Nous diminuerons l’empreinte écologique de la France par une relocalisation massive de la production industrielle, la préservation et le développement de nos sources d’énergie propre et le soutien fiscal aux productions locales. Les importations contribuent pour 57 % à l’empreinte écologique de la France, et ce, sans tenir compte du caractère souvent dégradé des normes sociales et environnementales dans les pays de production.
Les politiques de rapatriement de la production en France que nous mettrons en œuvre grâce au contrôle des mouvements de marchandises et de capitaux – et l’ouverture, en conséquence, d’usines dotées des technologies les plus avancées et les moins polluantes – permettront de diminuer cette empreinte.
Nous soutiendrons la ruralité ainsi que les productions locales ou respectueuses de l’environnement par une fiscalité avantageuse.
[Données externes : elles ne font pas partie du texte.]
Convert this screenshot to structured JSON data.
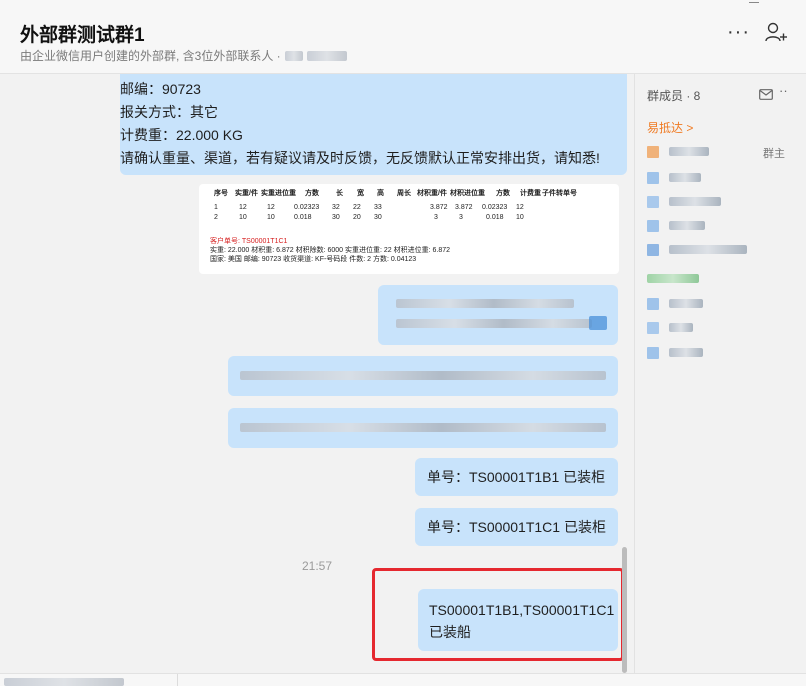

Ainsi, sera mise en place une exemption pure et simple de TVA sur les denrées alimentaires vendues en circuit court ou coopératif, ainsi que sur les produits français issus de l’agriculture biologique ou de permaculture.
Nous favoriserons également les transports propres en :
• Créant un grand plan d’incitations et d’investissement pour favoriser le recours au ferroutage (transport des camions par le rail) dans le transit des marchandises, avec pour objectif d’atteindre 70% de part du rail sur les axes prioritaires Paris-Marseille/Montpellier, Paris-Bordeaux et Paris-Belgique avant la fin du quinquennat ;
• Interdisant toute fermeture de petite ligne ferroviaire et en réexaminant le dossier des lignes fermées pour motifs économiques ces quinze dernières années ;
• Renforçant l’encadrement des prix des lignes de TCV et Intercités pour permettre l’accès au transport propre par tous.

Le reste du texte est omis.